Just One Hitch with Jefferson
Hitchens in his New York Times book review (go back to the original post) expresses general admiration for Thomas Jefferson. Hitchens seems especially enamored with T.J. taking a razor to the New Testament and literally castrating it of its miracles and supernatural narrative. What was left, according to Jefferson, was the most sublime moral teaching ever.
First things first, Jesus disavowed the "only a teacher" title. He was not only a teacher...instead He was and is God in human flesh....our prophet, priest, and king.
The second piece of my reply to the Jefferson's, Hitchens and their ilk, is that you like to harp on the inconsistencies of Christians to live up to a morality that you don't even believe is true. How odd!

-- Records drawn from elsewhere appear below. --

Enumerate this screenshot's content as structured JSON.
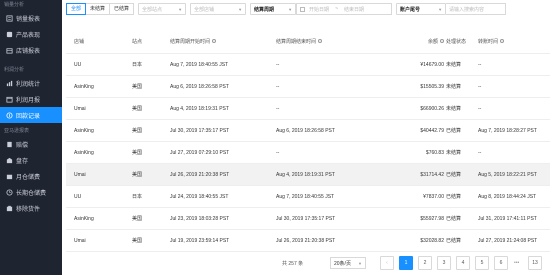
{
  "sidebar": {
    "groups": [
      {
        "title": "销量分析",
        "items": [
          {
            "label": "销量报表",
            "icon": "report-icon"
          },
          {
            "label": "产品表现",
            "icon": "product-icon"
          },
          {
            "label": "店铺报表",
            "icon": "store-icon"
          }
        ]
      },
      {
        "title": "利润分析",
        "items": [
          {
            "label": "利润统计",
            "icon": "stats-icon"
          },
          {
            "label": "利润月报",
            "icon": "monthly-icon"
          },
          {
            "label": "回款记录",
            "icon": "payment-icon",
            "active": true
          }
        ]
      },
      {
        "title": "亚马逊报表",
        "items": [
          {
            "label": "赔偿",
            "icon": "compensation-icon"
          },
          {
            "label": "盘存",
            "icon": "inventory-icon"
          },
          {
            "label": "月仓储费",
            "icon": "storage-fee-icon"
          },
          {
            "label": "长期仓储费",
            "icon": "long-storage-icon"
          },
          {
            "label": "移除货件",
            "icon": "removal-icon"
          }
        ]
      }
    ]
  },
  "filters": {
    "status_tabs": [
      "全部",
      "未结算",
      "已结算"
    ],
    "site_placeholder": "全部站点",
    "store_placeholder": "全部店铺",
    "period_label": "结算周期",
    "start_date": "开始日期",
    "end_date": "结束日期",
    "account_select": "账户尾号",
    "search_placeholder": "请输入搜索内容"
  },
  "table": {
    "headers": [
      "店铺",
      "站点",
      "结算周期开始时间",
      "结算周期结束时间",
      "余额",
      "处理状态",
      "转账时间"
    ],
    "rows": [
      [
        "UU",
        "日本",
        "Aug 7, 2019 18:40:55 JST",
        "--",
        "¥14679.00",
        "未结算",
        "--"
      ],
      [
        "AsinKing",
        "美国",
        "Aug 6, 2019 18:26:58 PST",
        "--",
        "$15505.39",
        "未结算",
        "--"
      ],
      [
        "Umai",
        "美国",
        "Aug 4, 2019 18:19:31 PST",
        "--",
        "$66900.26",
        "未结算",
        "--"
      ],
      [
        "AsinKing",
        "美国",
        "Jul 30, 2019 17:35:17 PST",
        "Aug 6, 2019 18:26:58 PST",
        "$40442.79",
        "已结算",
        "Aug 7, 2019 18:28:27 PST"
      ],
      [
        "AsinKing",
        "美国",
        "Jul 27, 2019 07:29:10 PST",
        "--",
        "$760.83",
        "未结算",
        "--"
      ],
      [
        "Umai",
        "美国",
        "Jul 26, 2019 21:20:38 PST",
        "Aug 4, 2019 18:19:31 PST",
        "$31714.42",
        "已结算",
        "Aug 5, 2019 18:22:21 PST"
      ],
      [
        "UU",
        "日本",
        "Jul 24, 2019 18:40:55 JST",
        "Aug 7, 2019 18:40:55 JST",
        "¥7837.00",
        "已结算",
        "Aug 8, 2019 18:44:24 JST"
      ],
      [
        "AsinKing",
        "美国",
        "Jul 23, 2019 18:03:28 PST",
        "Jul 30, 2019 17:35:17 PST",
        "$55927.98",
        "已结算",
        "Jul 31, 2019 17:41:11 PST"
      ],
      [
        "Umai",
        "美国",
        "Jul 19, 2019 23:59:14 PST",
        "Jul 26, 2019 21:20:38 PST",
        "$32028.82",
        "已结算",
        "Jul 27, 2019 21:24:08 PST"
      ]
    ]
  },
  "pagination": {
    "total": "共 257 条",
    "page_size": "20条/页",
    "pages": [
      "1",
      "2",
      "3",
      "4",
      "5",
      "6"
    ],
    "last_page": "13",
    "current": "1"
  },
  "colors": {
    "accent": "#1890ff",
    "sidebar_bg": "#1f2431"
  }
}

The miracles back-up the morality. It is downright dishonest to write that you have great admiration for Jesus's moral teaching but then either disavow the miracles presented in the Bible or overlook that these supposed supernaturally-laden events are out-and-out fabrications. If only fabrications and lies, Jesus was a pretty bad teacher in every sense of the word because His students were so patently dishonest in telling the "Jesus" story.

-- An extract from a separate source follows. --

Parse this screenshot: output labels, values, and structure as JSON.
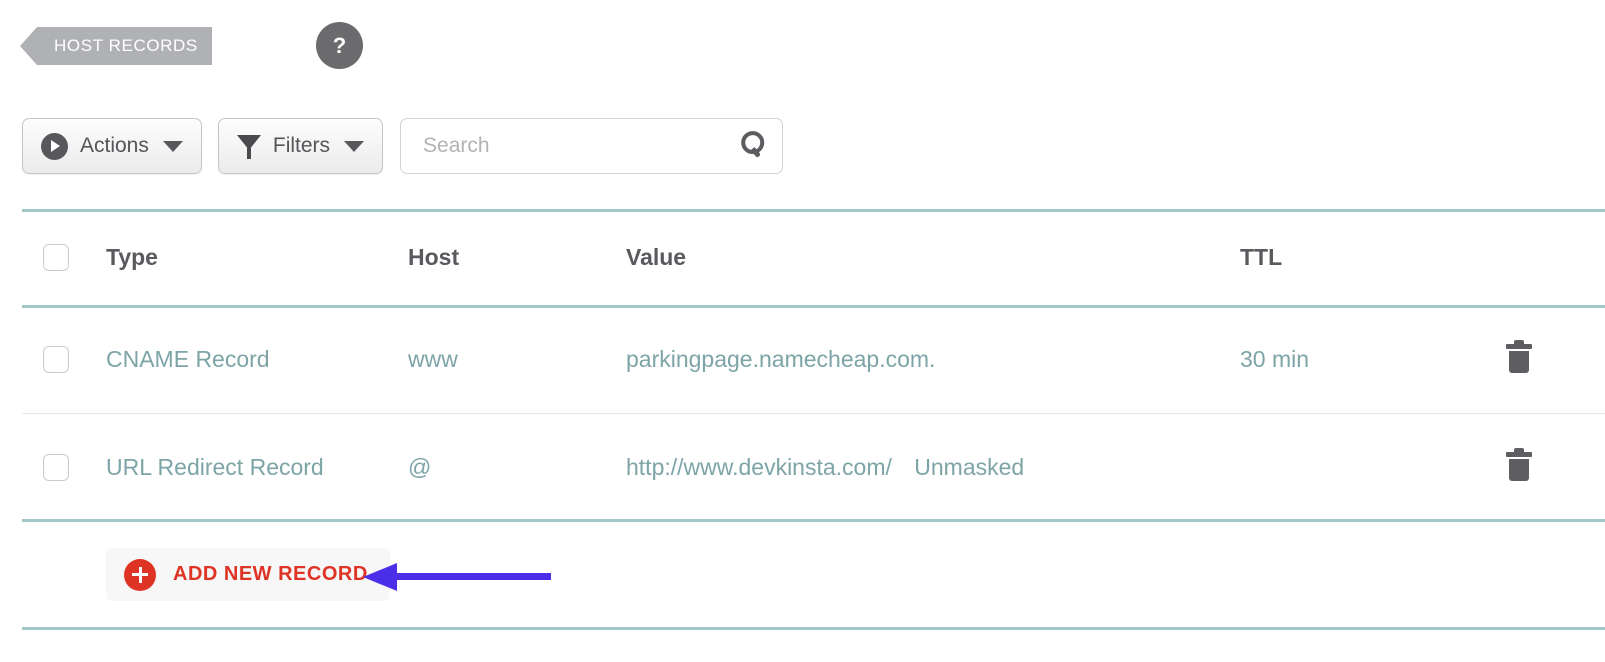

Want to know how good a teacher is? Look at the students and what they have learned. Jesus's disciples learned how to lie like the best of them, Lucifer and Co, then Jesus ain't no Messiah. That is a corollary to Lewis's "Lunatic, Liar, or Lord"" argument.
While we are addressing hypocrisy, I find it so odious that Hitchens, a supposedly educated and urbane man, suppresses Jefferson's penning such words as "All Men Are Created Equal" while also being a slave owner. I have been to Monticello. While T.J. was upstairs drinking wine and reading books, his slaves carried on their backs the day-to-day operation of the household.

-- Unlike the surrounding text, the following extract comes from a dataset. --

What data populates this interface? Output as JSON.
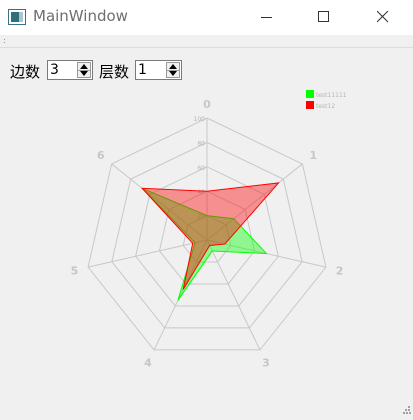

Choke on that irony. Equivocate all you want...your free-thinking hero was a deeply flawed man, whose best moral instincts directly were often in opposition to his actions in his own beautiful home of hypocrisy.
Jesus knew that men who called him Lord but who would act in a manner that would veto assertions of true faith. He knew what was in the heart of man...lies, hypocrisies, lusts, all sorts of evil-thoughts and desires. That is what He came to die for...He also knows who are truly His. Be assured that He is not fooled by our suppressions. Or, your silly and stupid arguments. The razor cuts both ways.